A day earlier, Microsoft’s earnings report showed that reliable cloud computing revenue growth in its Azure division slowed, triggering a nearly 8% drop in the company’s valuation. It will hit Bill Gates, whose fortune has fallen this year by nearly $30 billion to around $109 billion.
Even Tesla founder Elon Musk, the world’s richest man and now the owner of Twitter, has not been immune to the downturn. Shares in Tesla, the electric car maker, have fallen 43.7% so far this year. That has reduced the would-be Mars colonizer’s fortune by $58.6 billion over the past 12 months to a still astronomical $212 billion.
But despite the week’s stock market bloodshed, 56 of the 65 tech billionaires continued Forbes magazine’s list — one that includes Oracle founder Larry Ellison, Google founders Larry Page and Sergey Brin, Twitter founder Jack Dorsey and former Microsoft CEO Steve Ballmer — is still richer than it was three years ago.
Earlier this year, Chuck Collins, director of the Institute for Policy Studies think tank that leads its program on inequality, estimated that American billionaires had seen their combined wealth rise more than $1.7 billion, a gain of more than 58%, in the pandemic.
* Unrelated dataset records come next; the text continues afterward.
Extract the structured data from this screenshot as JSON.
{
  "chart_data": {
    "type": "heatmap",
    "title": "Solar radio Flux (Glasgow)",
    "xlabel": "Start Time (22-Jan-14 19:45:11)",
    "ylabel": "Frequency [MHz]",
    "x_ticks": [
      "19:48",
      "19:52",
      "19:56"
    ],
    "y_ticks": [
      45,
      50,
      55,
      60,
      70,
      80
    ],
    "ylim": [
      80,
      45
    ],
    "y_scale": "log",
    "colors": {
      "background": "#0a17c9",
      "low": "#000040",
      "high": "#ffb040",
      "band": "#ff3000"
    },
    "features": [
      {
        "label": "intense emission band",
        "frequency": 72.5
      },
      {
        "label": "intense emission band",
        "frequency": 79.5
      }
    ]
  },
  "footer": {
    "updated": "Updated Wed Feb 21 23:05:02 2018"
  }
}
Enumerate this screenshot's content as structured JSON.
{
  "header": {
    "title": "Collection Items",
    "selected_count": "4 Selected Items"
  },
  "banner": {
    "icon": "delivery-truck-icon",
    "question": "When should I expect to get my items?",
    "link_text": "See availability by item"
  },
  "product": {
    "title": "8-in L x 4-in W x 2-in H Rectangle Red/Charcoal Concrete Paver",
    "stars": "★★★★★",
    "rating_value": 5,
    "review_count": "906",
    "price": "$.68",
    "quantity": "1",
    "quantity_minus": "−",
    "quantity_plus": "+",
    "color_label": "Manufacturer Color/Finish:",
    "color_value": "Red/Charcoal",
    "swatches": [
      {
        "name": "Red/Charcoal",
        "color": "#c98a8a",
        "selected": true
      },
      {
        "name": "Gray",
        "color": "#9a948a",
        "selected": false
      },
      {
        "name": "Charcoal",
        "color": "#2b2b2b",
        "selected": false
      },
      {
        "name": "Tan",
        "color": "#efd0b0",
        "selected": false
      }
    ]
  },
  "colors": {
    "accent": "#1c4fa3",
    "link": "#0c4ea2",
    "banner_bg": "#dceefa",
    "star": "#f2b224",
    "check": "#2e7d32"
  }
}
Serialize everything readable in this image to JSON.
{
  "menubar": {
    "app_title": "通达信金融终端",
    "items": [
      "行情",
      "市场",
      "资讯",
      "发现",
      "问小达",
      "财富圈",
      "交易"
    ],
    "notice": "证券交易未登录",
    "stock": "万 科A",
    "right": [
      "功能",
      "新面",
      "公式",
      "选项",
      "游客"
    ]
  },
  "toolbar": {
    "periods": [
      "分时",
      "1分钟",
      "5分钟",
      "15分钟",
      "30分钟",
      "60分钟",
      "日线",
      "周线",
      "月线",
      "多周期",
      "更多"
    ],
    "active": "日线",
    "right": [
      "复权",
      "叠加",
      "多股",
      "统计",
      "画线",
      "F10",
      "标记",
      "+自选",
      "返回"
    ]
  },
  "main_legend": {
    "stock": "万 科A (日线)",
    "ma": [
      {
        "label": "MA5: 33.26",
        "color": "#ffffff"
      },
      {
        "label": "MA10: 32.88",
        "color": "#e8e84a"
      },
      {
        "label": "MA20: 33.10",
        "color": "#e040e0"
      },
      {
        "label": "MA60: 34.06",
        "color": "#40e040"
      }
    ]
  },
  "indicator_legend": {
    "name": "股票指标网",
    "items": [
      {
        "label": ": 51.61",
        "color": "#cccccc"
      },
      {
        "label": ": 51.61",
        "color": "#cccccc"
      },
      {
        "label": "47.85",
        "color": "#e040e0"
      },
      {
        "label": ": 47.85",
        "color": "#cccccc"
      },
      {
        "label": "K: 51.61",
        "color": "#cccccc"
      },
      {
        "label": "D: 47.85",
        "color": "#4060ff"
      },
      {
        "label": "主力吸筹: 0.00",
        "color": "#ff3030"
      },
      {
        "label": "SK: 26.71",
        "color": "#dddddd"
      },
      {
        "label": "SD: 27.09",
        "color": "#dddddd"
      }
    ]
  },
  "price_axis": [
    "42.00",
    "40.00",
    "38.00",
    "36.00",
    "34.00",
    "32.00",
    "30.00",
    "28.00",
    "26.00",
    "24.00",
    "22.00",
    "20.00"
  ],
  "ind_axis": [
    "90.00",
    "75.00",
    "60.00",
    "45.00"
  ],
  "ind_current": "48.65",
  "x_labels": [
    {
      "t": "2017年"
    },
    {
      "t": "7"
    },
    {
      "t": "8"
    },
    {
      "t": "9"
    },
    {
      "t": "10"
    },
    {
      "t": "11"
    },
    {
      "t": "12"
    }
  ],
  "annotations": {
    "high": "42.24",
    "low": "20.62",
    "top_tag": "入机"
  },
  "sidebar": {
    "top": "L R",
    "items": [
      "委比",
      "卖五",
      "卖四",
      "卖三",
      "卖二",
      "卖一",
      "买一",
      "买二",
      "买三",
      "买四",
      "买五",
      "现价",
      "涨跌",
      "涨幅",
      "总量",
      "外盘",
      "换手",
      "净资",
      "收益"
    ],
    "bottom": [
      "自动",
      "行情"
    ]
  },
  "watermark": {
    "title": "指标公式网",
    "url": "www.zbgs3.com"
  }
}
The latest declines have, Collins now says, reduced this to $1.5 billion, or 51%.
“The gains were so extraordinary in the two years the pandemic lasted, it was almost pornographic,” he said. “The billionaires essentially disconnected from the real world and the real economy. Even if their fortunes are now adjusting downward, who else has had a 51% gain in their assets over the past two years?”
The billionaires are not the real victims. Technology companies have come to dominate US stock markets, and their decline is dragging down the broader market, and with it the pensions and savings of Americans who are also struggling with rising interest rates and 40-year high inflation.
The bigger question is: how long will this fall continue, and who will be hurt the most? It is unlikely to be great technological aristocrats. “If wealth is going to disappear from the economy, this is the best place to disappear from,” says Collins. “It might slow the flow into philanthropy, but the reality is that most billionaires give to their own foundations and donor-advised funds. But that might mean there’s less dynastic wealth, which I think is ultimately a good thing.”